Private search and rescue training can be conducted in a one on one setting (where you are present during each training session) or in an “in kennel” setting (where your dog is boarded at the training facility through their training). Learn more about our SAR training programs.
- Becoming involved with an established K9 SAR team. If you take some time scouring the internet, you will likely find at least search and rescue team serving your state. Not all SAR teams use K9s, and not all units are created equal. If your local search and rescue team does use K9s, and they appear to be active, informed, qualified and involved, they will likely be an excellent resource for your training. Teams want their members to be successful, and a good team will help you build a dog from puppyhood to an operational adult.

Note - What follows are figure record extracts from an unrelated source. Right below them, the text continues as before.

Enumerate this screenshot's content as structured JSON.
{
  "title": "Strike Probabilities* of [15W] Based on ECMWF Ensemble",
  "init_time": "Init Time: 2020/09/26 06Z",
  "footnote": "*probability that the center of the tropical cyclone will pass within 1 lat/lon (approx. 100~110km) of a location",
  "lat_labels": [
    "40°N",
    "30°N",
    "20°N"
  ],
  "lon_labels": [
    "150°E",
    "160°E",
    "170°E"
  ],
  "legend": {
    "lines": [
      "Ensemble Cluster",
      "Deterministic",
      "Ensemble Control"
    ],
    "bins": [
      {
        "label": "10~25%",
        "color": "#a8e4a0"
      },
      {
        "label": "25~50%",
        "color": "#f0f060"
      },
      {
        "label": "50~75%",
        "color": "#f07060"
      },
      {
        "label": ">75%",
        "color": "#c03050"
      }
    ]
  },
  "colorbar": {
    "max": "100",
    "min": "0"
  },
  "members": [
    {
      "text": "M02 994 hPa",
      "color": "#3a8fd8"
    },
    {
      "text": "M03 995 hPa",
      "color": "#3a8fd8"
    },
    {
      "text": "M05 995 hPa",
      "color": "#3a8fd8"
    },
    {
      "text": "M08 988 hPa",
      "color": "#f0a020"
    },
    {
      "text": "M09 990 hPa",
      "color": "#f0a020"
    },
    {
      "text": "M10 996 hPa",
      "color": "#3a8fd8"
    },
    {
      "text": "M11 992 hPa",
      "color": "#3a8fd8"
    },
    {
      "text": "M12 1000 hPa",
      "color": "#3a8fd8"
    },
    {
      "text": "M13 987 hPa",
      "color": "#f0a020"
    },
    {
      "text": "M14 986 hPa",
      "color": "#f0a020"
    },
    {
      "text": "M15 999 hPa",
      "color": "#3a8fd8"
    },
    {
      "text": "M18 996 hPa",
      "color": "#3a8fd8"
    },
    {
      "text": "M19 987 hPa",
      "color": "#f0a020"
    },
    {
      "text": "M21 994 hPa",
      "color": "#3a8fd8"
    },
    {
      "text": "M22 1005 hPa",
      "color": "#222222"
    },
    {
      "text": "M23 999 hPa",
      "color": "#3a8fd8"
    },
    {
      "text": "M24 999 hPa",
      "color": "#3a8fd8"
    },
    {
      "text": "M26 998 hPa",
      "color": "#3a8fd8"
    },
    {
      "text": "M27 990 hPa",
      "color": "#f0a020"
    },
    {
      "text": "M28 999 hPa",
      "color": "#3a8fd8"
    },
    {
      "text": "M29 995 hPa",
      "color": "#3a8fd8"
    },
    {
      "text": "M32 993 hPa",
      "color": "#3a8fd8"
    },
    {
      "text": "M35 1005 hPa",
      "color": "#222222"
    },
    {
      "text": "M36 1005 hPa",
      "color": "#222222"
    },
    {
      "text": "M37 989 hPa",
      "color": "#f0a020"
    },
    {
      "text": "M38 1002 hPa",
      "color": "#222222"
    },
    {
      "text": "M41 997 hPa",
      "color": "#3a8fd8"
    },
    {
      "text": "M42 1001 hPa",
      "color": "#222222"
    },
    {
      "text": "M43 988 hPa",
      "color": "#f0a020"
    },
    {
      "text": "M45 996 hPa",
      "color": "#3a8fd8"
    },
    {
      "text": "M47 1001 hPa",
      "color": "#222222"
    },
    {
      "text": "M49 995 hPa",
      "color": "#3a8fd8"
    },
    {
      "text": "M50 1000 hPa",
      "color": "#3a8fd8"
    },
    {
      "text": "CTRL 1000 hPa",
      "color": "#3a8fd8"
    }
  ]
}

If you are planning on becoming an operational SAR personnel, this is an excellent option because teams will also help you receive all necessary training and qualifications required to deploy. This may not be the best option if you aren’t yet certain that you would like to become operational, or if you just want to learn how to trail with your dog.
- Group Lessons. Group classes based around the principles of SAR training are an excellent way to begin learning about SAR without having to invest a great deal of time or finances in your new hobby. The content taught in SAR K9 training group classes will differ from facility to facility. Our Foundational SAR group classes are separated into levels, and aim to get dogs to the point where they can comfortably pass our certification standards.
Apart from teaching your dog how to find people, group classes should also teach you about how dogs find people, the canine olfactory system, basic scent theory in an operational environment, how to read your dog’s signals when they are working (and how to know if your dog is actually on scent), equipment necessary for the job and how to be an effective handler. Learn more about our SAR group classes here.
If search work is something that you are interested in getting involved in, now is a great time. We understand more about canine olfaction and the chemistry of odor than ever before, and there is a whole world of different SAR specializations out there saving lives and making a difference.
Search training in itself has been proven to result in a plethora of incredible benefits for you and your dog alike, and there are many ways to get involved where the training will fit into your lifestyle and schedule.
Search and rescue is not for the faint of heart; however, many SAR personnel will tell you that their search work is the most rewarding component of their life. If you’re thinking of getting involved with your dog, try it – you might just find your calling along the way.